Earlier today (around midday Central European Summer Time), Dommune did a live broadcast event with Koji Yamamura on USTREAM Live. He was interviewed by Shuzo Shiota, the president and CEO of Polygon Pictures – and one of the co-producers for Muybridge’s Strings. Also participating in the talk was animation expert Yukio Hiruma. In addition to co-producing some of Yamamura’s early work (Kid’s Castle and Kipling, Jr.), Hiruma also recently acted as a digital effects supervisor on Keita Kurosaka’s masterpiece Midori-ko (2010)
The middle of the day was a bit awkward for me because my live-in translator (ie. my husband) was not around to help me out with the nuances of the Japanese language and I had to pick up my kids from school. Some of the highlights that I did catch included:
Original drawings from the production of Muybridge’s Strings:
Behind the scenes photographs from the soundtrack recording and mixing sessions in the NFB studios in Montréal – Yamamura talked reverentially about the whole experience of working at the NFB studios. . . and with shock about how cold it gets in Montréal in the winter.
Normand Roget at work |
The original music and sound design are by Normand Roger, Pierre Yves Drapeau, Denis Chartrand. Yamamura talked a bit about the impressive career of Norman Roger - who has done the soundtracks to more than a hundred films by top animators from around the world. Yamamura mentioned in particular Roger’s collaborations with Frédéric Back such as Crac! (1981) and The Man Who Planted Trees (1988). Yamamura was careful to point out that although the two men have collaborated together that Back was not an NFB employee. Learn more about this collaboration at filmjourney and Back's official website.
Yamamura getting the NFB studio experience |
I tried to get a couple of screencaps of a wonderful illustration of how a sequence of music borrowed from Bach should go together with the animation. The image was too shaky to get a good shot of it, so I do hope that it appears in the Making Of footage / DVD extras when the time comes – it was a piece of art in itself.
Shiota, Yamamura, and Hiruma then moved into a discussion about the Muybridge’s Strings Road Show, which opens on September 17th and runs until October 7th at the at the Tokyo Metropolitan Museum of Photography in Ebisu. They went through Program B discussing the films by Norman McLaren, Jacques Drouin, Ishu Patel, Georges Schwitzgebel, Amanda Forbis and Wendy Tilby that will be running alongside Yamamura’s work.

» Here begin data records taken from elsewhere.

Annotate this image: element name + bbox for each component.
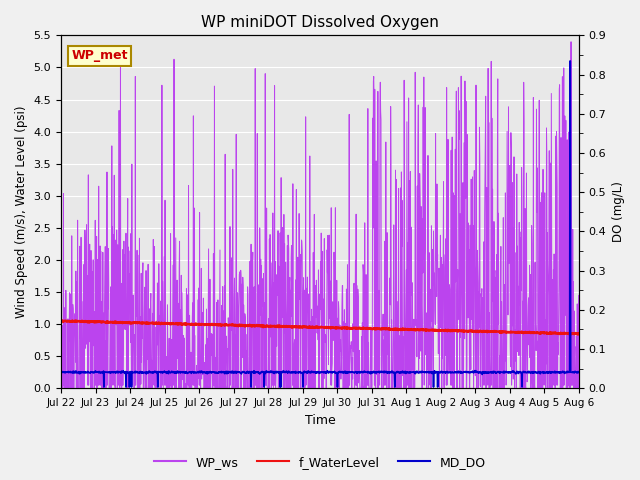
Y-axis label: DO (mg/L): DO (mg/L) <box>612 181 625 242</box>
X-axis label: Time: Time <box>305 414 335 427</box>
Y-axis label: Wind Speed (m/s), Water Level (psi): Wind Speed (m/s), Water Level (psi) <box>15 106 28 318</box>
Text: WP_met: WP_met <box>72 49 128 62</box>
Legend: WP_ws, f_WaterLevel, MD_DO: WP_ws, f_WaterLevel, MD_DO <box>149 451 491 474</box>
Title: WP miniDOT Dissolved Oxygen: WP miniDOT Dissolved Oxygen <box>201 15 439 30</box>
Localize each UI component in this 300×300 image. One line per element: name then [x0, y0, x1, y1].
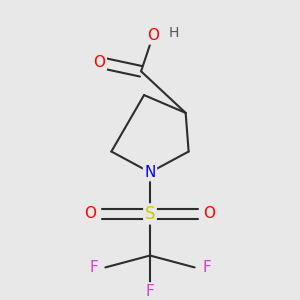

Admiring Norman McLaren's handiwork |
Before I had to race out the door to pick up my kids, I managed to catch a some the clips of McLaren’s Canon (1964), Drouin’s Mindscape and Patel’s Afterlife (1978) - not a part of the program but they indulged in a clip anyways - and The Bead Game (1977). Yamamura had brought along some wonderful items from his personal collection including a present of 5 pins from Drouin who is famed for his use of the pinscreen technique.
5 Pins for Koji from Jacques Drouin |
He also told an anecdote about meeting Ishu Patel for the first time when he was a very young man. I thought I heard him say that it was at the Hiroshima International Animation Festival, and when I looked it up I found that Patel had indeed been on the International Jury of the first ever animation festival in Hiroshima in 1985 when Yamamura would have been a university student.
First meeting with Patel - look how young Yamamura is!! |
Can’t wait for Muybridge’s Strings to make it to Europe!